Methods: We analyzed 4,946 patients who underwent TLE at our center between 1996 and 2022 using a prospectively maintained registry. Patients were grouped based on whether extraction occurred before (n=3,577) or after (n=1,369) February 2016. Outcomes of interest included sternotomy rates and periprocedural mortality. Practice patterns, in terms of factors associated with prophylactic bridge balloon placement, were identified for the post-2016 cohort.

Results: Among 1,369 patients in the bridge balloon era, prophylactic placement occurred in 794 (58%) and rescue activation in 21 (1.5%). Predictors of prophylactic placement included older lead age (OR 1.12; p<0.001), higher combined age of leads (OR 1.04; p=0.003), and the presence of defibrillator leads (OR 1.50; p<0.001).
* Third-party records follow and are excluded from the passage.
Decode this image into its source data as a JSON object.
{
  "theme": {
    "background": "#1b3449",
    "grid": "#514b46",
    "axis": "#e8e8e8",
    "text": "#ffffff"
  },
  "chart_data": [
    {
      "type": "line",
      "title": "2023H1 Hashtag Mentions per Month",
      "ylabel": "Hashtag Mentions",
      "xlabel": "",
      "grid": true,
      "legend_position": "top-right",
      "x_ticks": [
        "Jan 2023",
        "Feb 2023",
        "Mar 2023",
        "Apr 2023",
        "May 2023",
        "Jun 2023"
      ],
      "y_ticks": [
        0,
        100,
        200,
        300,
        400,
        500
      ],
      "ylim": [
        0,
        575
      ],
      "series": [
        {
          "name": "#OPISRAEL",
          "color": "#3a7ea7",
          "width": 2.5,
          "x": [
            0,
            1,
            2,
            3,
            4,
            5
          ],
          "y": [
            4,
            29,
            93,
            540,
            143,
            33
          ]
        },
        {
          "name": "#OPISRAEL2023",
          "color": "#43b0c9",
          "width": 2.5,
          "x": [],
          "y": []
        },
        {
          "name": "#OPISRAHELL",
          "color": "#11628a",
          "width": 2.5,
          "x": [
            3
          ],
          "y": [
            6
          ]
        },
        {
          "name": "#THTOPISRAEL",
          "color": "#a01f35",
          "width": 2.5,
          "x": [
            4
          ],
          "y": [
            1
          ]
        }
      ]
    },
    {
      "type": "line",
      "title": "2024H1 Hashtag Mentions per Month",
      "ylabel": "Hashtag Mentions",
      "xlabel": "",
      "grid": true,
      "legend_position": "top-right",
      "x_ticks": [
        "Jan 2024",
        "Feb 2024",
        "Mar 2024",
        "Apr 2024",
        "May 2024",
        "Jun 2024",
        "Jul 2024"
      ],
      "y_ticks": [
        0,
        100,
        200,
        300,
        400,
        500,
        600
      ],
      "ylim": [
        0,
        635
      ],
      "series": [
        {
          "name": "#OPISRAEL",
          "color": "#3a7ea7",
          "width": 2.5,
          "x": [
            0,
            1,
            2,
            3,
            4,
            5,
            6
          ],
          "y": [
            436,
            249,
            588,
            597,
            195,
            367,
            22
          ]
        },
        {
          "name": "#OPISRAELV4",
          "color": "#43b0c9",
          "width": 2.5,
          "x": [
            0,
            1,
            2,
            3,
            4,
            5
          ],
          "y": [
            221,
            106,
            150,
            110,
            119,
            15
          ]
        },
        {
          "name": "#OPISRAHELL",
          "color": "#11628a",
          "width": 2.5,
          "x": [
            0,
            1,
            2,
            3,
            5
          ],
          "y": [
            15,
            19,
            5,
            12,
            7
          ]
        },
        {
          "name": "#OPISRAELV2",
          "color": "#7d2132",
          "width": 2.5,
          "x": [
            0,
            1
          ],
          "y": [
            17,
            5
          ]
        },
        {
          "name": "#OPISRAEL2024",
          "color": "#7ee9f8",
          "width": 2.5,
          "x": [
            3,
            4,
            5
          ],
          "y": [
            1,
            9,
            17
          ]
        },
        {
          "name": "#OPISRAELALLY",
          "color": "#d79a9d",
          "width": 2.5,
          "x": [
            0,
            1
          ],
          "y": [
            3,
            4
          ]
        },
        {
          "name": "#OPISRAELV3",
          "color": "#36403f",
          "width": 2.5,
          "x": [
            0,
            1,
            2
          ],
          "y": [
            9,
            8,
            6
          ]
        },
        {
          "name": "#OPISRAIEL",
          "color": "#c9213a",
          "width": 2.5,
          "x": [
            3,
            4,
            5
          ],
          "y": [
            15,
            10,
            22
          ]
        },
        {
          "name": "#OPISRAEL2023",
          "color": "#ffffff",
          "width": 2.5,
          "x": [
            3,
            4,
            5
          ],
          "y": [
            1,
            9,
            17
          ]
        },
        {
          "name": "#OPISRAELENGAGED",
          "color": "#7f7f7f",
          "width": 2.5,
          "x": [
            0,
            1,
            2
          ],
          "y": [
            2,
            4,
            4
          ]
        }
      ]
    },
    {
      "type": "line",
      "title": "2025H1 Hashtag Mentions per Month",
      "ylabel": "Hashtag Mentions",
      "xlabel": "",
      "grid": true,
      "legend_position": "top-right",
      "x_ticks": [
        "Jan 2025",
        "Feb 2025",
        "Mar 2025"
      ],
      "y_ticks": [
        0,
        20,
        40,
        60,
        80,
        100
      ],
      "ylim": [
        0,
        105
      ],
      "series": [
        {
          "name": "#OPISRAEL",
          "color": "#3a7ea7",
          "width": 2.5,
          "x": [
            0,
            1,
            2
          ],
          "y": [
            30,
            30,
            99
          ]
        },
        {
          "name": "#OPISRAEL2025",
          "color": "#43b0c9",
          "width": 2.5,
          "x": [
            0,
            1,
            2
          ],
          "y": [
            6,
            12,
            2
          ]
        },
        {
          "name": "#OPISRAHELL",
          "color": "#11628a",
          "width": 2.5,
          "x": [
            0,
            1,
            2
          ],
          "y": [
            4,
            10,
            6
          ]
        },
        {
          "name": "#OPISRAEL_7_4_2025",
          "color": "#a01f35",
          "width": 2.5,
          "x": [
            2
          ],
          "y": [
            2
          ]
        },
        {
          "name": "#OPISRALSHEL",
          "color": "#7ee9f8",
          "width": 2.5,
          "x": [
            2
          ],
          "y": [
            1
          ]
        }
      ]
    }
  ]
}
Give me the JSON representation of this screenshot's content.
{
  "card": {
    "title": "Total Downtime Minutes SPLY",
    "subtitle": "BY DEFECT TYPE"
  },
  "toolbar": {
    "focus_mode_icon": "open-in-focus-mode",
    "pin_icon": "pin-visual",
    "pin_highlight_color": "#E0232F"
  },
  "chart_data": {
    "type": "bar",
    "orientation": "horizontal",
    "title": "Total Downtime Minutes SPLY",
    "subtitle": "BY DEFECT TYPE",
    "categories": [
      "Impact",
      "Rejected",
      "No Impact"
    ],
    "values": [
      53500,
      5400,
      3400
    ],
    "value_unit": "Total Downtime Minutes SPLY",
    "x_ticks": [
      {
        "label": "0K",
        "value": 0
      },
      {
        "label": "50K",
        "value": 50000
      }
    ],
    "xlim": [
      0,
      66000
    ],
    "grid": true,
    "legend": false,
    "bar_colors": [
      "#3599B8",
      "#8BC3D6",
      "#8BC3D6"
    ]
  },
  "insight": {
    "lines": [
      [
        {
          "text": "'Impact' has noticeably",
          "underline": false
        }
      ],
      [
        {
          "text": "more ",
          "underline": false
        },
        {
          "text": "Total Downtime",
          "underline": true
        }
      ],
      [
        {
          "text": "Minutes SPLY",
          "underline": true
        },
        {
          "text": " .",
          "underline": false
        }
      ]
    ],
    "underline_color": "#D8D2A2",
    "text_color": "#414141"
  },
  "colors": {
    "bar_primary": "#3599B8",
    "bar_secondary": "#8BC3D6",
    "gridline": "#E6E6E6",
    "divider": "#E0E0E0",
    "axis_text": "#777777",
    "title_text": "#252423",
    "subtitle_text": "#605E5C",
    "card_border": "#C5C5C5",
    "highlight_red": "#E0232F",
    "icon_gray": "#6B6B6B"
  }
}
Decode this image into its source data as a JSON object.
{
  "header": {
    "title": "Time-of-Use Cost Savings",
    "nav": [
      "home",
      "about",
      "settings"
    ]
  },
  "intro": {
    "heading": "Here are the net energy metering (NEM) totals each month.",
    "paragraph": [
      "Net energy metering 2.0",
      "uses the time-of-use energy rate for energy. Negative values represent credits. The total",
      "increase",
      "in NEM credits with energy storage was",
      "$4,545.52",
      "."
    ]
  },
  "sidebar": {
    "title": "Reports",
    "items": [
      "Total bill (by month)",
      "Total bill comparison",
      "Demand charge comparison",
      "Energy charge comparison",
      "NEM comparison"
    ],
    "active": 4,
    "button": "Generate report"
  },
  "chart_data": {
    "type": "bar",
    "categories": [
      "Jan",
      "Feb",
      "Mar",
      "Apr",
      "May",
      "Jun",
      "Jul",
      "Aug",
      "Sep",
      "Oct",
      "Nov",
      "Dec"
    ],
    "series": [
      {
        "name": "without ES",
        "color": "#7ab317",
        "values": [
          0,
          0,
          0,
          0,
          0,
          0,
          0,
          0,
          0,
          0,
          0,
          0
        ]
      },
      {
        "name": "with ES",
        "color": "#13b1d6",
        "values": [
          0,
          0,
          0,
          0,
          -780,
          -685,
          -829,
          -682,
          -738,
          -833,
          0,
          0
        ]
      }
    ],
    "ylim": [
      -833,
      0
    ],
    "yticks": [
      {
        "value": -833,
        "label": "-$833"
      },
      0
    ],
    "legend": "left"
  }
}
Patients in the balloon era had older leads and required more rescue sternotomies (2.3% vs. 1.0%; p<0.001) but had no procedure-related deaths, compared to 12 (0.3%) before (p=0.03). This benefit was most notable in procedures performed in electrophysiology labs (intra-procedural death 0.9% vs. 0%, p=0.007; 7-day mortality 1.36% vs. 0.1%, p=0.005).

Conclusion: Introduction of the bridge balloon was associated with reduced TLE mortality, particularly in electrophysiology lab procedures, despite more complex cases. These findings support its role in enhancing procedural safety.

Keywords: Bridge occlusion balloon; Cardiac implantable electronic device; Periprocedural mortality; Sternotomy; Superior Vena Cava tear; Transvenous lead extraction.